Atrás do popular adversário de centro-direita na maioria das sondagens, o populista Orbán apostou as eleições em convencer os eleitores de que a Ucrânia representa uma ameaça existencial à segurança da Hungria.

O líder mais antigo da UE, que está no cargo desde 2010, diz que se perder as eleições, a União Europeia levará a Hungria à falência ao restringir as importações de energia russa e os jovens húngaros serão enviados para morrer nas linhas da frente na Ucrânia.

Na sua postagem, o ministro das Relações Exteriores da Ucrânia descreveu o comportamento de Orbán como política eleitoral, afirmando que a detenção de sete ucranianos e o confisco do dinheiro eram “parte da chantagem e da campanha eleitoral húngara”.

“Reservamo-nos o direito de tomar as medidas apropriadas, incluindo a imposição de sanções e outras medidas restritivas”, escreveu Sybiha. “Exigimos mais uma vez que a Hungria pare de envolver a Ucrânia na sua política interna e na campanha eleitoral.”

Hungria se apega ao petróleo russo

A Hungria, juntamente com a vizinha Eslováquia, opôs-se aos esforços da UE para diversificar os combustíveis fósseis russos e continua a comprá-los, apesar da invasão de Moscovo.

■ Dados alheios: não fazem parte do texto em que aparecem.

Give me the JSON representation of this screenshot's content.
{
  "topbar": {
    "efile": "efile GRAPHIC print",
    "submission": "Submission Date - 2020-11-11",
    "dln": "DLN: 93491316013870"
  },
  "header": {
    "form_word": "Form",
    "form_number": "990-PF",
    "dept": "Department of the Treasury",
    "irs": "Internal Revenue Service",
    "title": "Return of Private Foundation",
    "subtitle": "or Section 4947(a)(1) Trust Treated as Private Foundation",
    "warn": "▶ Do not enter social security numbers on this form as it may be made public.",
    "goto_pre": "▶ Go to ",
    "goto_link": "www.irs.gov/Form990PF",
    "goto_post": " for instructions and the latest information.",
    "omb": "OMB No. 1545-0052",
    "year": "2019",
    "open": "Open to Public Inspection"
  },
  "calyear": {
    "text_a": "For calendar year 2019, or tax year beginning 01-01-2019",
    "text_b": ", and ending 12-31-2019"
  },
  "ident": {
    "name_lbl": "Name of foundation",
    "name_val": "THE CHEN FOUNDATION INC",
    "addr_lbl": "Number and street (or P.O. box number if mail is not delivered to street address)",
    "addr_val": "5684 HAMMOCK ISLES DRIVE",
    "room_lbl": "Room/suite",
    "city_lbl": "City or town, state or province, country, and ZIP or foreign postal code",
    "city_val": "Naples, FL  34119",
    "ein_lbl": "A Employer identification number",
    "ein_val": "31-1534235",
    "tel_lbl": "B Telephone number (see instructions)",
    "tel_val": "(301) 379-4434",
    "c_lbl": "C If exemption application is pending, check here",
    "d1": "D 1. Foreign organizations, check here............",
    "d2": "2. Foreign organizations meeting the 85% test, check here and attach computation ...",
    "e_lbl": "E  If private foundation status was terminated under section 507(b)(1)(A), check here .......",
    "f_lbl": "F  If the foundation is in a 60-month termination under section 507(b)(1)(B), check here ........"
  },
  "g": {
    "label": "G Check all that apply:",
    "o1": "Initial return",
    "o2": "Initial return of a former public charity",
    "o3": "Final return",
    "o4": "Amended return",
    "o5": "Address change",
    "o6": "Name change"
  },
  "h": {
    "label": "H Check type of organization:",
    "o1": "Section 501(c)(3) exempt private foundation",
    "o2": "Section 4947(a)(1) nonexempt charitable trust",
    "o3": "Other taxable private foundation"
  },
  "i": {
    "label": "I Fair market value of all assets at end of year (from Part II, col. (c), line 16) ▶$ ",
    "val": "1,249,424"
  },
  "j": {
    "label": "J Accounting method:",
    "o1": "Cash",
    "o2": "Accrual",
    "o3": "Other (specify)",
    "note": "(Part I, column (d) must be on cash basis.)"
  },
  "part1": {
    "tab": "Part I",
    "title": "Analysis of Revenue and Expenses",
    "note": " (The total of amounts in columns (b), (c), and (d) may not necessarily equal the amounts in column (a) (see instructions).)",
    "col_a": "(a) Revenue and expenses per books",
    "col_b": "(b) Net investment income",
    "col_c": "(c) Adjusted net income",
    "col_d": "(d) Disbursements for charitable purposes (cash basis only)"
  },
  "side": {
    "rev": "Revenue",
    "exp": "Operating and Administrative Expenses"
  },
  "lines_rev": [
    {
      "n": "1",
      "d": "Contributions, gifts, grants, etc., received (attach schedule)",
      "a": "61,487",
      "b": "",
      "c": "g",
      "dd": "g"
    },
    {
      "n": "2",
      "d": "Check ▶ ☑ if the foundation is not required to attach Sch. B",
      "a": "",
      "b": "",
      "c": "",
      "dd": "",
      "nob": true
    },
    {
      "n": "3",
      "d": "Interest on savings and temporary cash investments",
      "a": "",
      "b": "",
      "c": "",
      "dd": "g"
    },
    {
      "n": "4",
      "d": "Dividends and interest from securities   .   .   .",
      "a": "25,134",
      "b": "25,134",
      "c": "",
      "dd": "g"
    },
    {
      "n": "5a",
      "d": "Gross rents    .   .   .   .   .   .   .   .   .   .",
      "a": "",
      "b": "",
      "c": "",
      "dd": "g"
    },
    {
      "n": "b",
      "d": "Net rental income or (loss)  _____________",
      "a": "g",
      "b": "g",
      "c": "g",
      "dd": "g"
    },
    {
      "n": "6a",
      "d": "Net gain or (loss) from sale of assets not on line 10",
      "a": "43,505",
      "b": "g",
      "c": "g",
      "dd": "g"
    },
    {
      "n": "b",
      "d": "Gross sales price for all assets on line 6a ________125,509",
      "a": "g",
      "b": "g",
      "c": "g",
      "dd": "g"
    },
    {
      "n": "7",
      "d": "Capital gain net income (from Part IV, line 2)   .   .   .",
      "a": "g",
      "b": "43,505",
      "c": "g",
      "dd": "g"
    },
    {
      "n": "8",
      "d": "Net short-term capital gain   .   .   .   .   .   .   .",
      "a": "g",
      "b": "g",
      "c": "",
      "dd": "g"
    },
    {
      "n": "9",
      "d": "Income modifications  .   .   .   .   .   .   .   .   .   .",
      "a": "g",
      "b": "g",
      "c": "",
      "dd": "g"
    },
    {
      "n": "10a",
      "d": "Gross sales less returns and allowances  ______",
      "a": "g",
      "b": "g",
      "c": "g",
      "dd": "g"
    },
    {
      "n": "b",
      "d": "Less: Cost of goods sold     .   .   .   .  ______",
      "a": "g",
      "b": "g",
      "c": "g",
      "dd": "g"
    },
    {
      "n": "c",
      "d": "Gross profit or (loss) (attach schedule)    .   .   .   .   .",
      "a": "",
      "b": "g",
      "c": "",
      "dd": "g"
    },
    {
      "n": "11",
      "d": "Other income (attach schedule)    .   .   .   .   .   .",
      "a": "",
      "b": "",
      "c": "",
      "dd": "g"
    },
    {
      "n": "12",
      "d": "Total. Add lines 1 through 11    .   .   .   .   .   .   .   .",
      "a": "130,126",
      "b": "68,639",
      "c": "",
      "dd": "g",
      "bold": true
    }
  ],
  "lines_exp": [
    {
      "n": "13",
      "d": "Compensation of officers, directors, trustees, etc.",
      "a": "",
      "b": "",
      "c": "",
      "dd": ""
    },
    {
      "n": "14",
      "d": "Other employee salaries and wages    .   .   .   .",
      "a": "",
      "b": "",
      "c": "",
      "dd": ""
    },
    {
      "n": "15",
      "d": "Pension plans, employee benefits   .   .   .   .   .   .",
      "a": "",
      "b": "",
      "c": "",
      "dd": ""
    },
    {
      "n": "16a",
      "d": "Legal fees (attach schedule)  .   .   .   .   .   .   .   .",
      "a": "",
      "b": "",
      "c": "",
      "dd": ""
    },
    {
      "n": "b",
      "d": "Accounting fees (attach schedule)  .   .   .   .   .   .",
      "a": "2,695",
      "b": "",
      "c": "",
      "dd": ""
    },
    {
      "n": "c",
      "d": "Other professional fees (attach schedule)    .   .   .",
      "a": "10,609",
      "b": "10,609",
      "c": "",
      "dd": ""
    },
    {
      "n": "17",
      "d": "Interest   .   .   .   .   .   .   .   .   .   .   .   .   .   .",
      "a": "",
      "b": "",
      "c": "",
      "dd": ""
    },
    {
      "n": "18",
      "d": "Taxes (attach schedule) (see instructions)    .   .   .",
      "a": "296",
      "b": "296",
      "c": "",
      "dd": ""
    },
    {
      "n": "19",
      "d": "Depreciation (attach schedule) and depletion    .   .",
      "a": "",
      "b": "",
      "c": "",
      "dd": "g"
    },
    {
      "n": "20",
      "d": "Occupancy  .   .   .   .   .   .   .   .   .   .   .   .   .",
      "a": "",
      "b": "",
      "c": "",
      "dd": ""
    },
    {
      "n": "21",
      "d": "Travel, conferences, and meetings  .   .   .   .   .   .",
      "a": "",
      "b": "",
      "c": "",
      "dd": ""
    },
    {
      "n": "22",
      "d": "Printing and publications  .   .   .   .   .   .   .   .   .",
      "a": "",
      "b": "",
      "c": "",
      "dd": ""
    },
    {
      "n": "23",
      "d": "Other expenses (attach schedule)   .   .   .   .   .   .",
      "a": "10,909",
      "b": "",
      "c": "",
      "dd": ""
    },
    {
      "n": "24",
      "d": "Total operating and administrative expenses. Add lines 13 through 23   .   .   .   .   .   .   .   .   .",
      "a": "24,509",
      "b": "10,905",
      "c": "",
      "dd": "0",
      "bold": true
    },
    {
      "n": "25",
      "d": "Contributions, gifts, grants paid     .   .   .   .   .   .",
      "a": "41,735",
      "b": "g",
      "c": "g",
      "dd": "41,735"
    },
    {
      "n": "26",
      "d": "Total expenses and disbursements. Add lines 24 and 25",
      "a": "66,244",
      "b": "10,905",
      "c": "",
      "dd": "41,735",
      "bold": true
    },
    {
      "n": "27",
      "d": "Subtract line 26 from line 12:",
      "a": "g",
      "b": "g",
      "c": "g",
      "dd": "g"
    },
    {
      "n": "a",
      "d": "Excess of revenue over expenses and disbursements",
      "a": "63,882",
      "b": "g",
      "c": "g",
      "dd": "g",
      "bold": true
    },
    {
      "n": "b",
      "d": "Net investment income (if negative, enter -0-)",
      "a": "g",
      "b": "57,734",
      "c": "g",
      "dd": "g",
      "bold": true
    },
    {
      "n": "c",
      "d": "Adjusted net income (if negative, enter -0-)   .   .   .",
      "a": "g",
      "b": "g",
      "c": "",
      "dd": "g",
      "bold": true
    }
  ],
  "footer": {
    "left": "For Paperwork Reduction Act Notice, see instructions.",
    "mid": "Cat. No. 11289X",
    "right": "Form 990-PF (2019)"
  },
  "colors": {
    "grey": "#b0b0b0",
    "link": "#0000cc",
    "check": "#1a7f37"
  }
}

Orbán interrompeu anteriormente o fornecimento de diesel à Ucrânia, vetou uma nova ronda de sanções da UE à Rússia e bloqueou um grande empréstimo de 90 mil milhões de euros (106 mil milhões de dólares) a Kiev em retaliação pela interrupção do fornecimento de petróleo. Ele também destacou forças militares para locais importantes de infraestrutura energética na Hungria, acusando a Ucrânia de perturbações no planeamento.

Na quinta-feira, Orbán disse num fórum económico que a Hungria usaria a “força”, incluindo “ferramentas políticas e financeiras”, para forçar a Ucrânia a retomar o fornecimento de petróleo.

O Ministério dos Negócios Estrangeiros da Ucrânia apelou na sexta-feira aos cidadãos ucranianos para que se abstenham de visitar a Hungria, dizendo que a sua segurança não poderia ser garantida face a “ações arbitrárias por parte das autoridades húngaras”.

O ministério também apelou aos empresários ucranianos e europeus para que tenham em conta o “risco de apreensão arbitrária de bens” na Hungria.